Run including existing regression tests

.venv/bin/python3 -m pytest tests/test_semiempirical_dftb0.py tests/test_rhf.py tests/test_molecule.py tests/test_integrals.py -v

Test categories (45 semiempirical tests)

Class

Count

What

TestParameters

5

Element data, Hubbard U, repulsive

TestDFTB0Energy

11

H₂/H₂O/CH₄ energies, dimensions, symmetry

TestDFTB0Gradient

5

Force direction, sum-zero, torque-zero, FD consistency

TestDFTB0AnalyticGradient

5

Analytic vs FD comparison, force sum-zero

TestSemiempiricalModel

2

ABC contract

TestSCCDFTB

6

SCC convergence, charges, energy decomposition

TestPeriodicDFTB0

4

Periodic energy, molecular limit, n_cells

TestPeriodicSCCDFTB

3

Periodic SCC convergence, charges

TestStress

2

Stress tensor, symmetry

TestDispersion

4

D3 energy, model wrapping, gradient

TestVariableCellOptimization

1

(slow) variable-cell optimization

TestPreoptimization

1

(slow) molecule preoptimization

TestGeometryOptimization

1

(slow) H₂O BFGS optimization


Known Limitations

  1. 45 elements across periodic table: H, C, N, O, F, P, S, Cl. Extending to F, S, P, Cl, etc. requires adding ElementData entries.

  2. SCC gradients are finite-difference. Analytic SCC gradients need dγ/dR and charge-response terms — deferred.

  3. Gamma-point only for periodic systems. General k-point sampling requires Bloch-sum machinery.

  4. Simple repulsive form. R⁻¹² is physically motivated but not DFT-fitted. Real DFTB uses splines.

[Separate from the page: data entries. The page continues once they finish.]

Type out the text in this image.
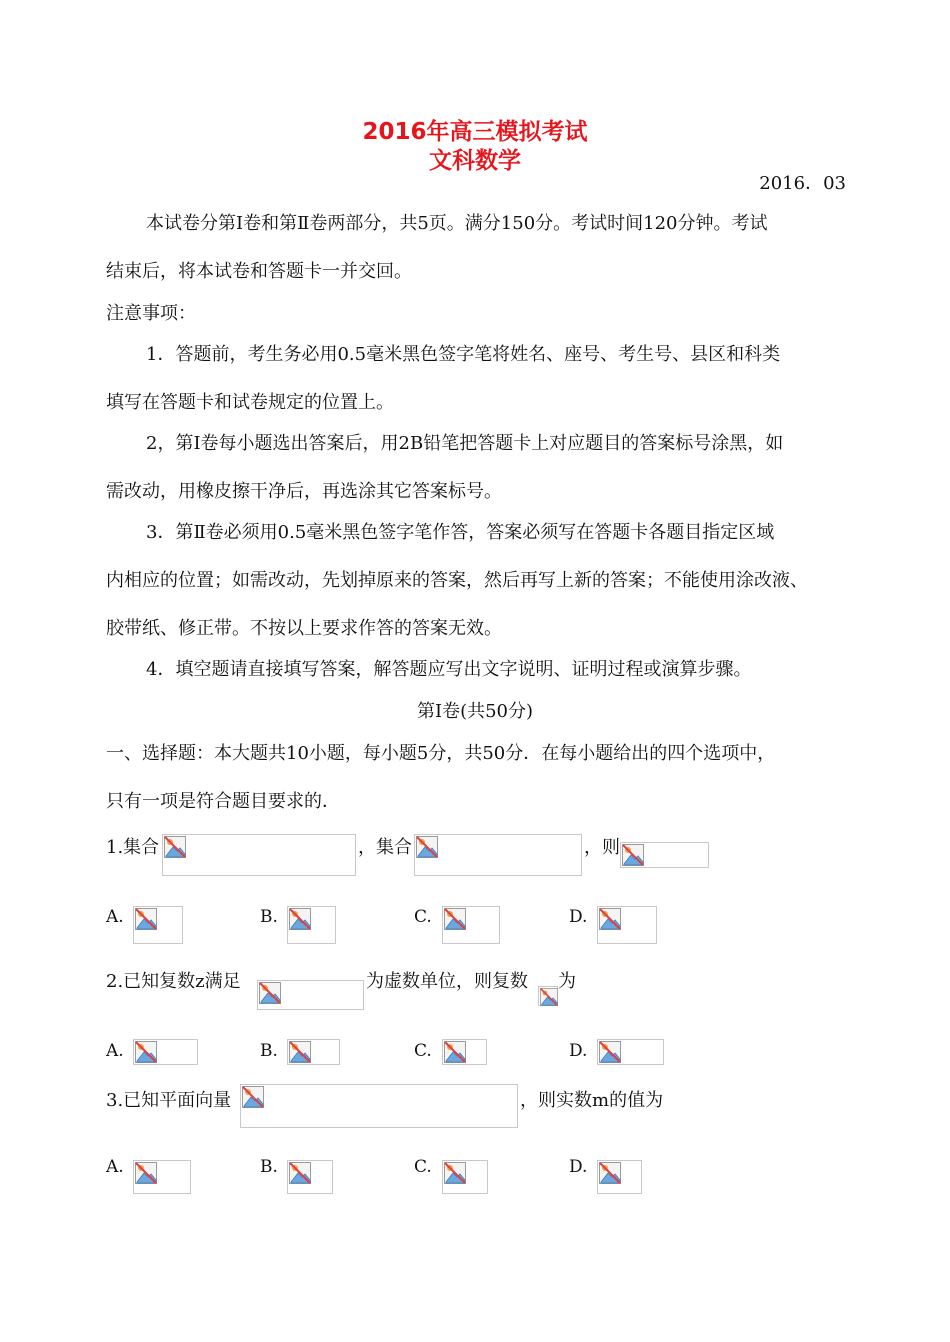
2016年高三模拟考试
文科数学
2016．03
本试卷分第Ⅰ卷和第Ⅱ卷两部分，共5页。满分150分。考试时间120分钟。考试
结束后，将本试卷和答题卡一并交回。
注意事项：
1．答题前，考生务必用0.5毫米黑色签字笔将姓名、座号、考生号、县区和科类
填写在答题卡和试卷规定的位置上。
2，第Ⅰ卷每小题选出答案后，用2B铅笔把答题卡上对应题目的答案标号涂黑，如
需改动，用橡皮擦干净后，再选涂其它答案标号。
3．第Ⅱ卷必须用0.5毫米黑色签字笔作答，答案必须写在答题卡各题目指定区域
内相应的位置；如需改动，先划掉原来的答案，然后再写上新的答案；不能使用涂改液、
胶带纸、修正带。不按以上要求作答的答案无效。
4．填空题请直接填写答案，解答题应写出文字说明、证明过程或演算步骤。
第Ⅰ卷(共50分)
一、选择题：本大题共10小题，每小题5分，共50分．在每小题给出的四个选项中，
只有一项是符合题目要求的．
1.集合	，集合	，则
A.	B.	C.	D.
2.已知复数z满足	为虚数单位，则复数 为
A.	B.	C.	D.
3.已知平面向量	，则实数m的值为
A.	B.	C.	D.
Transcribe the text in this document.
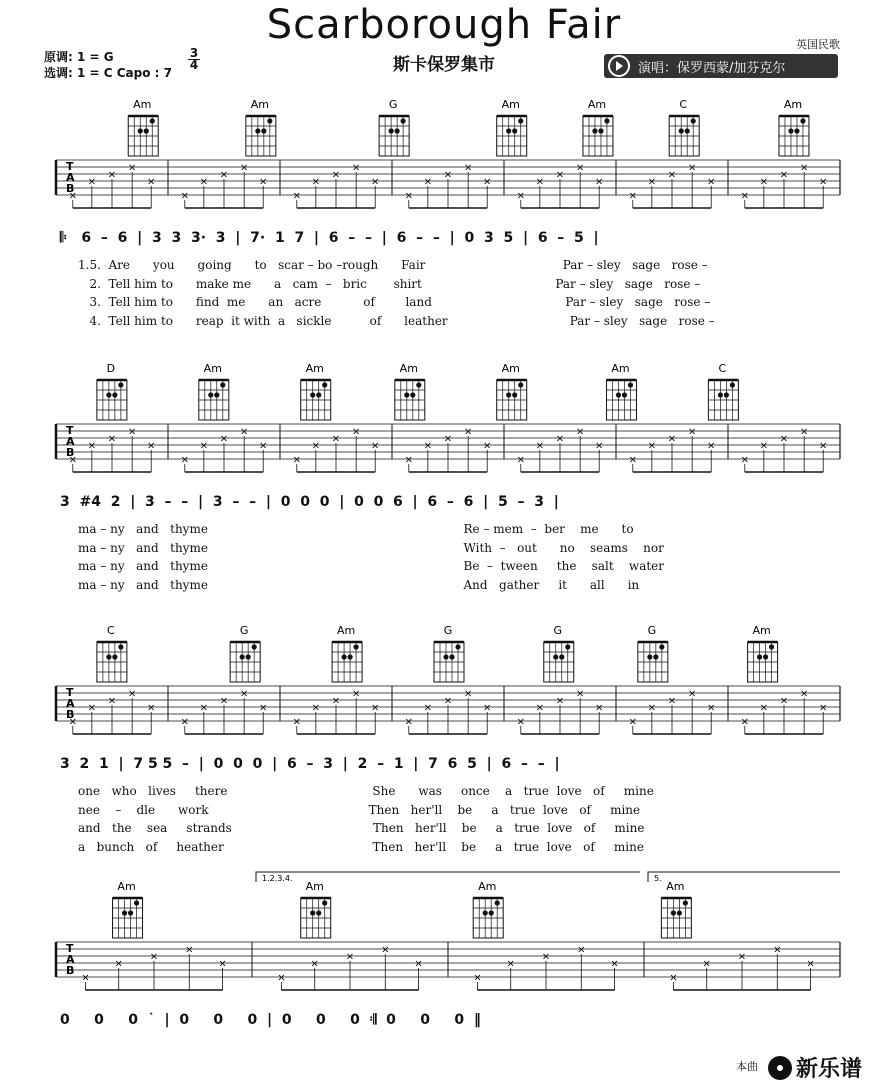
Scarborough Fair
斯卡保罗集市
英国民歌
原调: 1 = G
选调: 1 = C Capo : 7
$\frac{3}{4}$	演唱：保罗西蒙/加芬克尔
Am	Am	G	Am	Am	C	Am
×
×
×
×
×
×
×
×
×
×
×
×
×
×
×
×
×
×
×
×
×
×
×
×
×
×
×
×
×
×
×
×
×
×
×
T
A
B
D	Am	Am	Am	Am	Am	C
×
×
×
×
×
×
×
×
×
×
×
×
×
×
×
×
×
×
×
×
×
×
×
×
×
×
×
×
×
×
×
×
×
×
×
T
A
B
C	G	Am	G	G	G	Am
×
×
×
×
×
×
×
×
×
×
×
×
×
×
×
×
×
×
×
×
×
×
×
×
×
×
×
×
×
×
×
×
×
×
×
T
A
B
Am	Am	Am	Am
×
×
×
×
×
×
×
×
×
×
×
×
×
×
×
×
×
×
×
×
T
A
B
1.2.3.4.	5.
𝄆   6  –  6  |  3  3  3·  3  |  7·  1  7  |  6  –  –  |  6  –  –  |  0  3  5  |  6  –  5  |
1.5.  Are      you      going      to   scar – bo –rough      Fair                                    Par – sley   sage   rose –
2.  Tell him to      make me      a   cam  –   bric       shirt                                   Par – sley   sage   rose –
3.  Tell him to      find  me      an   acre           of        land                                   Par – sley   sage   rose –
4.  Tell him to      reap  it with  a   sickle          of      leather                                Par – sley   sage   rose –
3  #4  2  |  3  –  –  |  3  –  –  |  0  0  0  |  0  0  6  |  6  –  6  |  5  –  3  |
ma – ny   and   thyme                                                                   Re – mem  –  ber    me      to
ma – ny   and   thyme                                                                   With  –   out      no    seams    nor
ma – ny   and   thyme                                                                   Be  –  tween     the    salt    water
ma – ny   and   thyme                                                                   And   gather     it      all      in
3  2  1  |  7 5 5  –  |  0  0  0  |  6  –  3  |  2  –  1  |  7  6  5  |  6  –  –  |
one   who   lives     there                                      She      was     once    a   true  love   of     mine
nee    –    dle      work                                          Then   her'll    be     a   true  love   of     mine
and   the    sea     strands                                     Then   her'll    be     a   true  love   of     mine
a   bunch   of     heather                                       Then   her'll    be     a   true  love   of     mine
0     0     0  ˙  |  0     0     0  |  0     0     0  𝄇  0     0     0  ‖
本曲 新乐谱
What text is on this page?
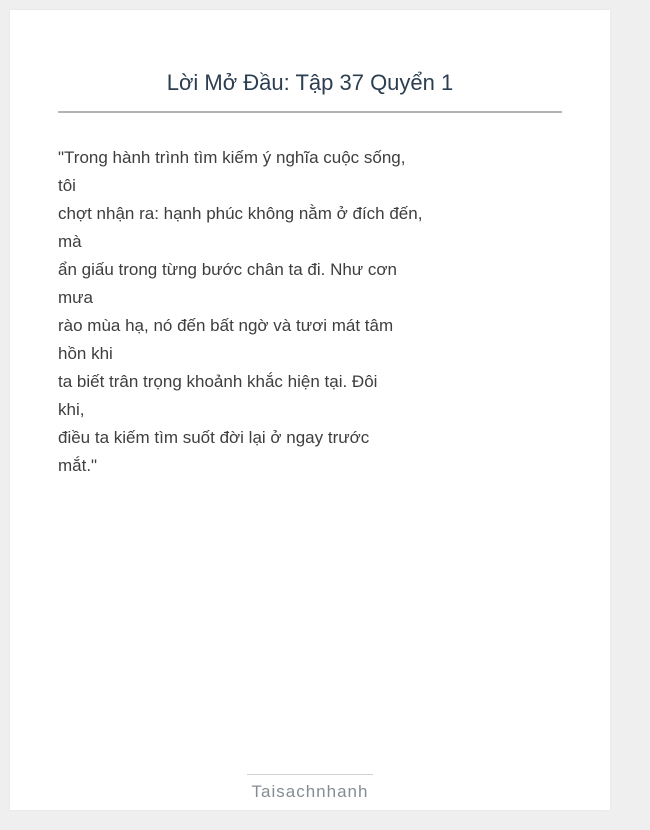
Lời Mở Đầu: Tập 37 Quyển 1
"Trong hành trình tìm kiếm ý nghĩa cuộc sống,
tôi
chợt nhận ra: hạnh phúc không nằm ở đích đến,
mà
ẩn giấu trong từng bước chân ta đi. Như cơn
mưa
rào mùa hạ, nó đến bất ngờ và tươi mát tâm
hồn khi
ta biết trân trọng khoảnh khắc hiện tại. Đôi
khi,
điều ta kiếm tìm suốt đời lại ở ngay trước
mắt."
Taisachnhanh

  5. No open-shell support. Only closed-shell (even electron count, multiplicity=1).

  6. No ECP or relativistic corrections. Light-element only.


Resumption Notes

To continue development:

  1. Read this file in full — it’s the single source of truth.

  2. Build and test: pip install -e . --no-build-isolation && pytest tests/test_semiempirical_dftb0.py

  3. Key source files to study first:

    • cpp/include/vibeqc/semiempirical/parameters.hpp — the data model

    • cpp/src/semiempirical/dftb0.cpp — simplest driver

    • cpp/src/semiempirical/scc_dftb.cpp — SCC SCF loop pattern

    • python/vibeqc/semiempirical/dftb0.py — Python API pattern

  4. Natural next steps:

    • Extend element coverage (add F, S, Cl)

    • Implement analytic SCC gradients

    • Add general k-point support for periodic systems

    • Implement GFN2-xTB-style multipole electrostatics

    • Add halogen bonding correction